By Denis MacShane
THE YORKSHIRE POST, 17 June 2010 – Late on a sultry London night, 70 years ago, a tall, rather badly-dressed Frenchman with a receding chin, a narrow moustache and slicked-down black hair, went quietly into Broadcasting House, in London.
He made a short broadcast in French lasting barely two minutes. No-one can remember hearing it live. In 1940, the BBC broadcast only five minutes in French a day, so the habit of tuning in to the BBC’s recently launched broadcast in foreign languages had not really taken hold.
The appeal to France to continue resisting the German invader and occupier has entered French legend with the same impact that the English revere Magna Carta or the Americans worship the Declaration of Independence.

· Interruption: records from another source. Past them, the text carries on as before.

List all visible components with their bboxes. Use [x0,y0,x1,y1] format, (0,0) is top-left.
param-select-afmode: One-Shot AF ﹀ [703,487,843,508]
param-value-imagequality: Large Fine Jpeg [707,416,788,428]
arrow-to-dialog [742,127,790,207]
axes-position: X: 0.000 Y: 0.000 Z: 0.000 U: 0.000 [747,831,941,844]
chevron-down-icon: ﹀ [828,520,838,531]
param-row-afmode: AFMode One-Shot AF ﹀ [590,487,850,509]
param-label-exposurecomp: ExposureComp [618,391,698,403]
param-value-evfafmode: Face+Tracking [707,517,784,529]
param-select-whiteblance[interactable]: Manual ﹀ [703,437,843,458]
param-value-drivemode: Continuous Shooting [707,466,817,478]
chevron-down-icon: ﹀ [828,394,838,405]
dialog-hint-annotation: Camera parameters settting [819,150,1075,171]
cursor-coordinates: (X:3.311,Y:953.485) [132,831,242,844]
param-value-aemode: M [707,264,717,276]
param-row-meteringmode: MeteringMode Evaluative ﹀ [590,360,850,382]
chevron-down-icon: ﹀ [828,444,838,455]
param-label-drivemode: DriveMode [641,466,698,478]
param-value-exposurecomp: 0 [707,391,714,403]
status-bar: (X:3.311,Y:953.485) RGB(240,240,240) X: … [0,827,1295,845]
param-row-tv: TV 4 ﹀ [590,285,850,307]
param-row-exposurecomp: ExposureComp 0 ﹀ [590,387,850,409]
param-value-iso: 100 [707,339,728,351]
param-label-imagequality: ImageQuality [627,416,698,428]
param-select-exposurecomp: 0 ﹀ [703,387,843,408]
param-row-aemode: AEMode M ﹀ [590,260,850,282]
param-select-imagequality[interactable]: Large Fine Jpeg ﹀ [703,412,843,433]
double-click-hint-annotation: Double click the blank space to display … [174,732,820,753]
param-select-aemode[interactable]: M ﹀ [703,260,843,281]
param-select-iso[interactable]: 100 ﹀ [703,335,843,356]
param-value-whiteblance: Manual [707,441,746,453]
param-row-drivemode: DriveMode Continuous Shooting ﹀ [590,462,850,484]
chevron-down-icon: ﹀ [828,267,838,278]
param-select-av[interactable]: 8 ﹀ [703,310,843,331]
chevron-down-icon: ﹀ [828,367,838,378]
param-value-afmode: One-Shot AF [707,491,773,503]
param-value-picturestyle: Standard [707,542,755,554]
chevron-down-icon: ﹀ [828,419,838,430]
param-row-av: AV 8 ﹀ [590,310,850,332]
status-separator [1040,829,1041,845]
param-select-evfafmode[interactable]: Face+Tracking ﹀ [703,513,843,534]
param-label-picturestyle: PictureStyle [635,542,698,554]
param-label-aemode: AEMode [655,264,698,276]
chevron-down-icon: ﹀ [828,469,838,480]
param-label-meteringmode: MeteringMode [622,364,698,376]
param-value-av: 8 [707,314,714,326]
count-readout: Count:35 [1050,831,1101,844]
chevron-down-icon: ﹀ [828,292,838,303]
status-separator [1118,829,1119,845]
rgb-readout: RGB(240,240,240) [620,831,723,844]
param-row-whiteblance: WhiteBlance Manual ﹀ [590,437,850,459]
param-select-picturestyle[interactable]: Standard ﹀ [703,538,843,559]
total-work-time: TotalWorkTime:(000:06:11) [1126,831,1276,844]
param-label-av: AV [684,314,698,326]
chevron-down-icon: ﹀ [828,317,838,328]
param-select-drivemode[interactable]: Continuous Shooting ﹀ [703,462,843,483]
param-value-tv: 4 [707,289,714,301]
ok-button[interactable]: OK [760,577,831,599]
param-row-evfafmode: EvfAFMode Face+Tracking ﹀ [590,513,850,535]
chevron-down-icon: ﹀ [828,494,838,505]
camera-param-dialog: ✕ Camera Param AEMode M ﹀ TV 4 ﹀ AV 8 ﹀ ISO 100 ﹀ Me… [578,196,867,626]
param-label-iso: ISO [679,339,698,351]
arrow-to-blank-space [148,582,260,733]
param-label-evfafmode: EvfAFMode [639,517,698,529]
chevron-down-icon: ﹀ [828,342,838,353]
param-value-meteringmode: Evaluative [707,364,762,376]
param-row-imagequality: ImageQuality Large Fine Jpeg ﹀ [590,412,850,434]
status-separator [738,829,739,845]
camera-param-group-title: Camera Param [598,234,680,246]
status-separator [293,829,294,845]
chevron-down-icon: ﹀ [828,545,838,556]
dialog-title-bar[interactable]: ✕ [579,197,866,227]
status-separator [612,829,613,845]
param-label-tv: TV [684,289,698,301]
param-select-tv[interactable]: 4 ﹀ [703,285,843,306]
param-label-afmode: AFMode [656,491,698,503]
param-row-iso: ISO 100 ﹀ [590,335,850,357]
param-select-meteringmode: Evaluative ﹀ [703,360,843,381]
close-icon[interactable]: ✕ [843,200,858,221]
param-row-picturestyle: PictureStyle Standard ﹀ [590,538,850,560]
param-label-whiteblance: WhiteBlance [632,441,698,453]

It was an act by a lonely individual who only a few months previously had been a mere colonel in the French army. It was part of the tumultuous tractations between France and Britain as the most Francophile Prime Minister in British history, Winston Churchill, gazed with horror on the country he loved and admired nearly as much as his own England or his mother’s America.
Looking backwards through the prism of the carefully-constructed memoirs, part history, part myth-making that Churchill and de Gaulle wrote after the war, the appeal of June 18, 1940, seems a logical and necessary point in history in which two men of destiny embraced.
Churchill had given France everything except the RAF to try to stop the defeat. Britain, alone, saved Europe and, arguably, the world, from a long period of authoritarian rule. Churchill became the free world’s hero in 1945.
De Gaulle had to wait much longer to transform the brief statement he made on June 18 into his re-creation of a France splendid, confident, puissant and able, by the time of Churchill’s death, to have overtaken Britain in terms of economic, social and cultural power and moreover to have helped give birth to a process European integration which isolationist British politicians, Eurosceptic avant la lettre, turned their noses up at.
The voice of France making the appeal of was that of General de Gaulle. But the words and the ideas in it were equally those of Churchill. The two men had met briefly in the preceding weeks of June as Churchill flew backwards and forwards to France to try to persuade the French government to fight on.
De Gaulle was not a Montgomery or Eisenhower. He was a political soldier who made his name as an intellectual able to think about fighting the next war with new methods and tactics.